La Guemara rejette cette preuve : en est-il nécessairement ainsi [des deux cas] ? Les deux clauses doivent-elles nécessairement traiter du même cas ? Ce cas est tel qu'il est, et ce cas est tel qu'il est [ha ki-de-ita ve-ha ki-de-ita] — c'est-à-dire que chaque clause traite d'un ensemble de circonstances qui lui est propre, et qui n'a pas à concorder avec l'autre.
מִידֵּי אִירְיָא? הָא כִּדְאִיתָא, וְהָא כִּדְאִיתָא.
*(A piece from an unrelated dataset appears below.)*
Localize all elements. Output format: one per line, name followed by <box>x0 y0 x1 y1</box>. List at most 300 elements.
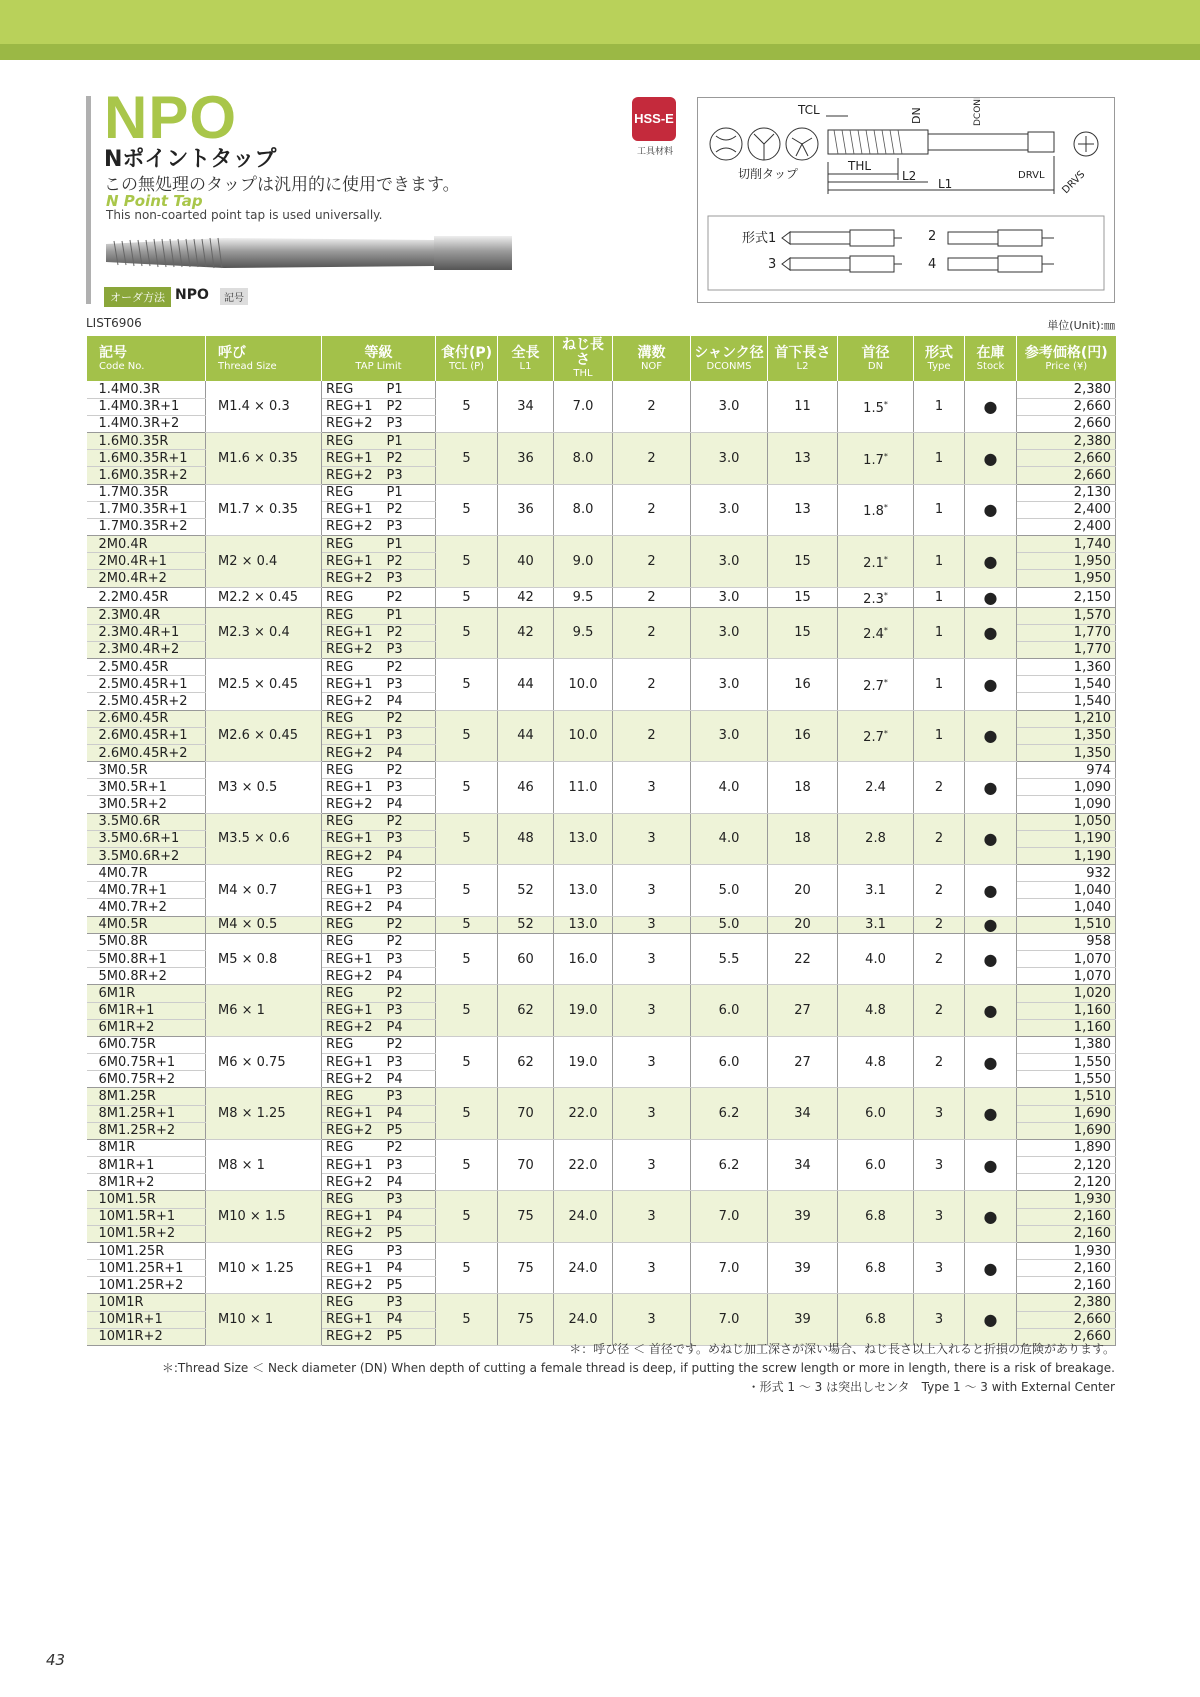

La Guemara ajoute : sache [tééda] que cette baraïta ne traite pas d'un seul état de fait, car la dernière partie de la première clause enseigne : « Et deux résidents d'une cour qui n'ont pas établi de érouv peuvent annuler leurs droits dans la cour en faveur de deux résidents qui ont établi de érouv. » On peut en déduire qu'en faveur de deux résidents, oui, ils peuvent annuler leurs droits, mais en faveur d'un seul, non, ils ne le peuvent pas. Cela indique clairement qu'ils doivent annuler leurs droits dans la cour en faveur des deux.
תֵּדַע, דְּקָתָנֵי סֵיפָא דְּרֵישָׁא: וּשְׁנַיִם שֶׁלֹּא עֵירְבוּ, נוֹתְנִין רְשׁוּתָן לִשְׁנַיִם שֶׁעֵירְבוּ. לִשְׁנַיִם אִין! לְאֶחָד לָא.